Die Inhalte bei beiden Profilgruppen sind stark landwirtschaftlich geprägt (persönliches Profil: 56 % des Content sind landwirtschaftlich; betriebliches Profil: 75 %). Die privaten Blogger zeigen hauptsächlich Inhalte aus dem Bereich Pflanzenbau, Landtechnik und Tierhaltung. Die betrieblichen Blogger zeigen an erster Stelle ihren Alltag auf dem Bauernhof, Inhalte zu Pflanzenbau und Tierhaltung, dicht gefolgt von eigenen Produkten und ihrer Direktvermarktung.

Unter Bloggern entstehen digitale Freundschaften

Social-Media-Landwirtschaft-Selfie-Heuballen: Zwei junge Frauen machen ein Selfie. Eine Sitzt auf einem Heuballen, die andere steht daneben. Sie tragen Arbeitskleidung.

Die Landwirte profitieren auch selbst von ihrer Social-Media-Nutzung: Sie geben an, dadurch mehr von Anderen mitzubekommen, etwa die Hälfte der Befragen kommt durch Social Media auch auf neue Ideen für den eigenen Betrieb. Außerdem würden sie Trends früher mitbekommen und über agrarpolitische Entwicklungen besser informiert sein. Bei vielen landwirtschaftlichen Bloggern entstehen auch untereinander Social Media-Freundschaften. So können sich Berufskollegen auch über geografische Barrieren hinweg zu unterschiedlichen Themen austauschen.
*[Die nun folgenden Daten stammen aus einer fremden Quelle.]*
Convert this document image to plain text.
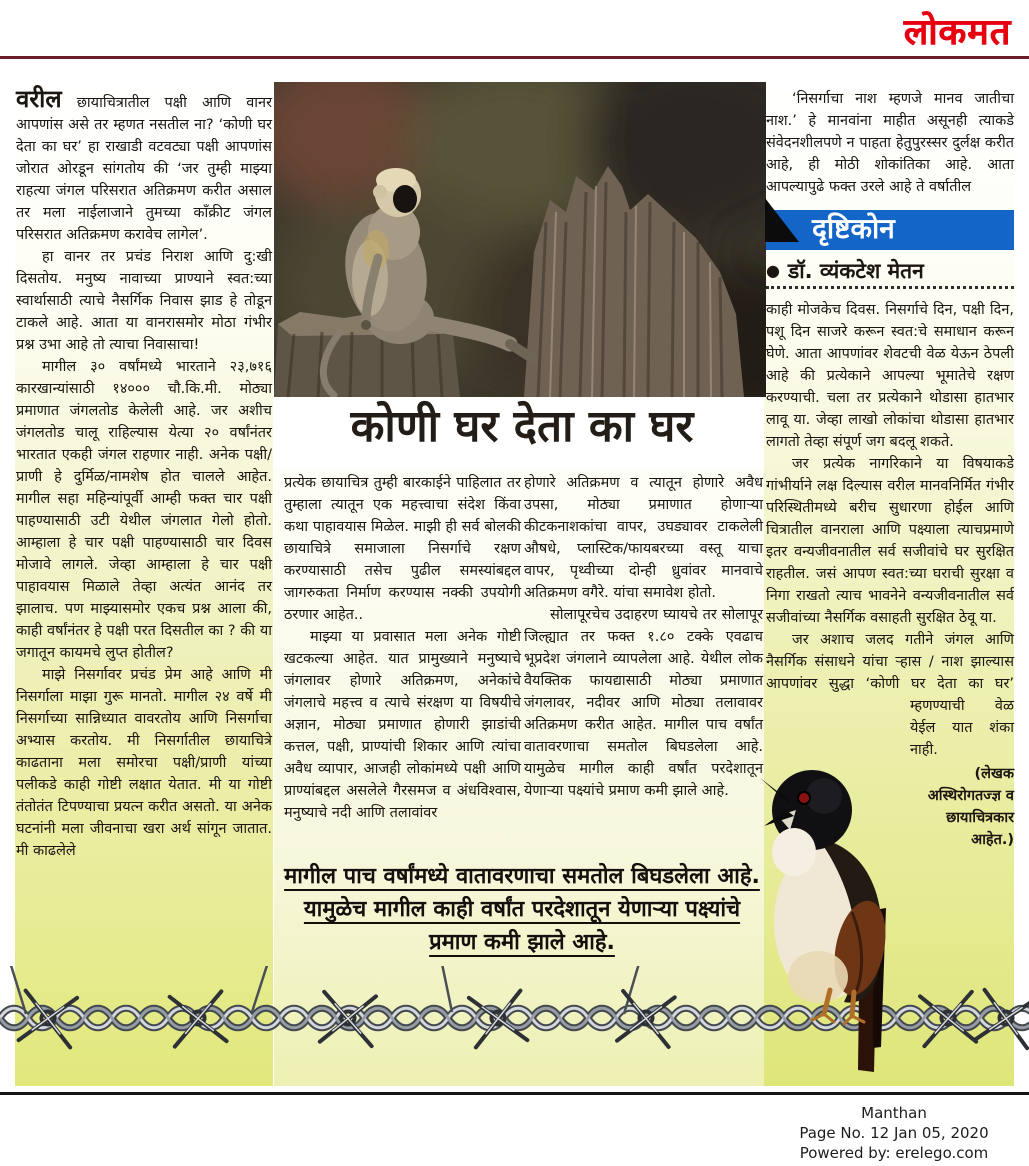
लोकमत
कोणी घर देता का घर

वरील छायाचित्रातील पक्षी आणि वानर आपणांस असे तर म्हणत नसतील ना? ‘कोणी घर देता का घर’ हा राखाडी वटवट्या पक्षी आपणांस जोरात ओरडून सांगतोय की ‘जर तुम्ही माझ्या राहत्या जंगल परिसरात अतिक्रमण करीत असाल तर मला नाईलाजाने तुमच्या काँक्रीट जंगल परिसरात अतिक्रमण करावेच लागेल’.

हा वानर तर प्रचंड निराश आणि दु:खी दिसतोय. मनुष्य नावाच्या प्राण्याने स्वत:च्या स्वार्थासाठी त्याचे नैसर्गिक निवास झाड हे तोडून टाकले आहे. आता या वानरासमोर मोठा गंभीर प्रश्न उभा आहे तो त्याचा निवासाचा!

मागील ३० वर्षांमध्ये भारताने २३,७१६ कारखान्यांसाठी १४००० चौ.कि.मी. मोठ्या प्रमाणात जंगलतोड केलेली आहे. जर अशीच जंगलतोड चालू राहिल्यास येत्या २० वर्षांनंतर भारतात एकही जंगल राहणार नाही. अनेक पक्षी/प्राणी हे दुर्मिळ/नामशेष होत चालले आहेत. मागील सहा महिन्यांपूर्वी आम्ही फक्त चार पक्षी पाहण्यासाठी उटी येथील जंगलात गेलो होतो. आम्हाला हे चार पक्षी पाहण्यासाठी चार दिवस मोजावे लागले. जेव्हा आम्हाला हे चार पक्षी पाहावयास मिळाले तेव्हा अत्यंत आनंद तर झालाच. पण माझ्यासमोर एकच प्रश्न आला की, काही वर्षांनंतर हे पक्षी परत दिसतील का ? की या जगातून कायमचे लुप्त होतील?

माझे निसर्गावर प्रचंड प्रेम आहे आणि मी निसर्गाला माझा गुरू मानतो. मागील २४ वर्षे मी निसर्गाच्या सान्निध्यात वावरतोय आणि निसर्गाचा अभ्यास करतोय. मी निसर्गातील छायाचित्रे काढताना मला समोरचा पक्षी/प्राणी यांच्या पलीकडे काही गोष्टी लक्षात येतात. मी या गोष्टी तंतोतंत टिपण्याचा प्रयत्न करीत असतो. या अनेक घटनांनी मला जीवनाचा खरा अर्थ सांगून जातात. मी काढलेले

प्रत्येक छायाचित्र तुम्ही बारकाईने पाहिलात तर तुम्हाला त्यातून एक महत्त्वाचा संदेश किंवा कथा पाहावयास मिळेल. माझी ही सर्व बोलकी छायाचित्रे समाजाला निसर्गाचे रक्षण करण्यासाठी तसेच पुढील समस्यांबद्दल जागरुकता निर्माण करण्यास नक्की उपयोगी ठरणार आहेत..

माझ्या या प्रवासात मला अनेक गोष्टी खटकल्या आहेत. यात प्रामुख्याने मनुष्याचे जंगलावर होणारे अतिक्रमण, अनेकांचे जंगलाचे महत्त्व व त्याचे संरक्षण या विषयीचे अज्ञान, मोठ्या प्रमाणात होणारी झाडांची कत्तल, पक्षी, प्राण्यांची शिकार आणि त्यांचा अवैध व्यापार, आजही लोकांमध्ये पक्षी आणि प्राण्यांबद्दल असलेले गैरसमज व अंधविश्वास, मनुष्याचे नदी आणि तलावांवर

होणारे अतिक्रमण व त्यातून होणारे अवैध उपसा, मोठ्या प्रमाणात होणाऱ्या कीटकनाशकांचा वापर, उघड्यावर टाकलेली औषधे, प्लास्टिक/फायबरच्या वस्तू याचा वापर, पृथ्वीच्या दोन्ही ध्रुवांवर मानवाचे अतिक्रमण वगैरे. यांचा समावेश होतो.

सोलापूरचेच उदाहरण घ्यायचे तर सोलापूर जिल्ह्यात तर फक्त १.८० टक्के एवढाच भूप्रदेश जंगलाने व्यापलेला आहे. येथील लोक वैयक्तिक फायद्यासाठी मोठ्या प्रमाणात जंगलावर, नदीवर आणि मोठ्या तलावावर अतिक्रमण करीत आहेत. मागील पाच वर्षांत वातावरणाचा समतोल बिघडलेला आहे. यामुळेच मागील काही वर्षांत परदेशातून येणाऱ्या पक्ष्यांचे प्रमाण कमी झाले आहे.

‘निसर्गाचा नाश म्हणजे मानव जातीचा नाश.’ हे मानवांना माहीत असूनही त्याकडे संवेदनशीलपणे न पाहता हेतुपुरस्सर दुर्लक्ष करीत आहे, ही मोठी शोकांतिका आहे. आता आपल्यापुढे फक्त उरले आहे ते वर्षातील

दृष्टिकोन
● डॉ. व्यंकटेश मेतन

काही मोजकेच दिवस. निसर्गाचे दिन, पक्षी दिन, पशू दिन साजरे करून स्वत:चे समाधान करून घेणे. आता आपणांवर शेवटची वेळ येऊन ठेपली आहे की प्रत्येकाने आपल्या भूमातेचे रक्षण करण्याची. चला तर प्रत्येकाने थोडासा हातभार लावू या. जेव्हा लाखो लोकांचा थोडासा हातभार लागतो तेव्हा संपूर्ण जग बदलू शकते.

जर प्रत्येक नागरिकाने या विषयाकडे गांभीर्याने लक्ष दिल्यास वरील मानवनिर्मित गंभीर परिस्थितीमध्ये बरीच सुधारणा होईल आणि चित्रातील वानराला आणि पक्ष्याला त्याचप्रमाणे इतर वन्यजीवनातील सर्व सजीवांचे घर सुरक्षित राहतील. जसं आपण स्वत:च्या घराची सुरक्षा व निगा राखतो त्याच भावनेने वन्यजीवनातील सर्व सजीवांच्या नैसर्गिक वसाहती सुरक्षित ठेवू या.

जर अशाच जलद गतीने जंगल आणि नैसर्गिक संसाधने यांचा ऱ्हास / नाश झाल्यास आपणांवर सुद्धा ‘कोणी घर देता का घर’ म्हणण्याची वेळ येईल यात शंका नाही.

(लेखक अस्थिरोगतज्ज्ञ व छायाचित्रकार आहेत.)

मागील पाच वर्षांमध्ये वातावरणाचा समतोल बिघडलेला आहे. यामुळेच मागील काही वर्षांत परदेशातून येणाऱ्या पक्ष्यांचे प्रमाण कमी झाले आहे.
Manthan
Page No. 12 Jan 05, 2020
Powered by: erelego.com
Einer der am meisten genannten Negativpunkte für die Aktivität als Landwirt auf Instagram und Co. ist die (fehlende) Zeit. Die Lösung vieler Landwirte: Während der Arbeit Videos und Bilder aufnehmen und diese zeitversetzt kurz nach dem Mittagessen oder am Abend zu posten. Den Aufwand schätzen die Landwirte dabei auf ein bis zwei Stunden pro Tag. Trotzdem gibt jeder Zehnte an, dass es ihm Spaß macht.

Was wünschen sich Blogger von Politik und Verbänden?

Was sich die Landwirte von Bauernverbänden, dem Landwirtschaftsministerium sowie gewerblichen Abnehmern (etwa Molkereien, Landhandel) wünschen, ist relativ einstimmig: Allen voran geht der Wunsch nach gemeinsamen Aktionen (Challenges) mit passenden Hashtags, gefolgt von Workshops, Social-Media-Strategien sowie vorbereiteten Inhalten wie Sharepics oder Erklärvideos zum Weiterverbreiten. Nur so könne die Kluft zwischen Landwirtschaft und Bevölkerung noch weiter verkleinert werden.

Ein häufig genannter Ratschlag der befragten Landwirte richtete sich zudem an alle Unentschlossenen: Sie sollten einfach starten, die Erfahrung komme „learning by doing“. Neueinsteiger sollten aber schon etwas Durchhaltevermögen mitbringen und wenn sie landwirtschaftliche Fachinhalte erklären, sollten sie zwingend auf eine verständliche Sprache mit einfachen Wörtern achten – dann kann fast nichts mehr schief gehen.